Ética e Conduta do Mediador

Finalidade da Mediação

Henrique Araújo Costa

Visão Normativista

Há aqueles que defendem ser imprescindível para o desenvolvimento da mediação sua exaustiva e uniforme regulamentação. Isso traria segurança e possibilitaria o desenvolvimento dessa forma de resolução alternativa de conflitos. Para essa posição, um código de ética uniformizado seria da maior importância.

Afina-se com essa corrente a idéia da mediação como um processo eficiente na medida em que evita um grande número de processos judiciais. Todavia, há aqueles que vêem o maior valor da mediação na possibilidade de assegurar o direito das partes.

Visão Valorativa

É a também chamada visão axiológica. Para esses, o código de ética deve ser menos normativo e apenas balizar a atuação do mediador, o que, de certa forma, ofusca a importância do código.

Estamos, portanto, diante de soluções que valorizam a padronização do processo, tendo como finalidade (i) a resolução de muitos casos ou valorizam predominantemente (ii) a busca da justiça - e certamente esses valores são, por vezes, inconciliáveis.
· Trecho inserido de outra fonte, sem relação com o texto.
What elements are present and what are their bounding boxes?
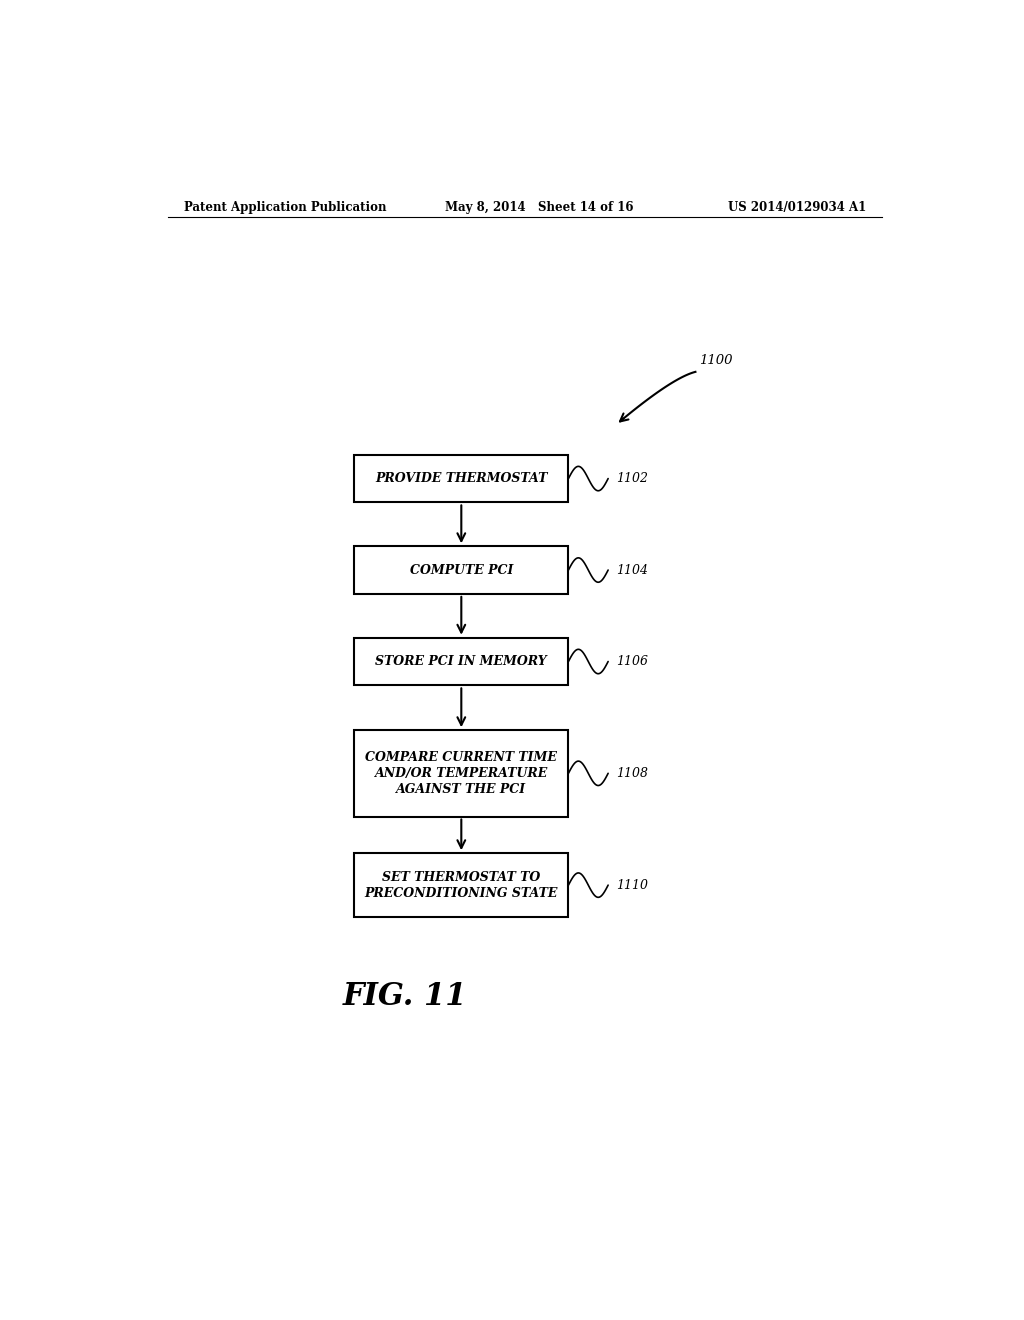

No primeiro caso, o código de ética tende a ser uma lista de condutas a serem seguidas; enquanto no segundo o código trataria propriamente dos valores éticos. Pela análise dos regulamentos dos grandes centros de mediação parece ser a primeira a tendência dominante nos códigos de ética.

Visão Educativa

Há ainda uma terceira corrente[1], que valoriza a mediação como forma de desenvolver a autonomia de decisão, a liberdade de escolha e o exercício da avaliação das partes. Segundo essa visão, as partes é que devem escolher o modo de resolução. Para eles a mediação é importante na medida em que exercita a percepção das partes dos valores que elas adotam - é a dita empowerment-and-recognition conception, da qual derivam os termos empoderamento e validação do sentimento. É a educação para a compreensão mútua e o entendimento entre seres humanos, indo muito além do conflito que os levaram ao processo de mediação.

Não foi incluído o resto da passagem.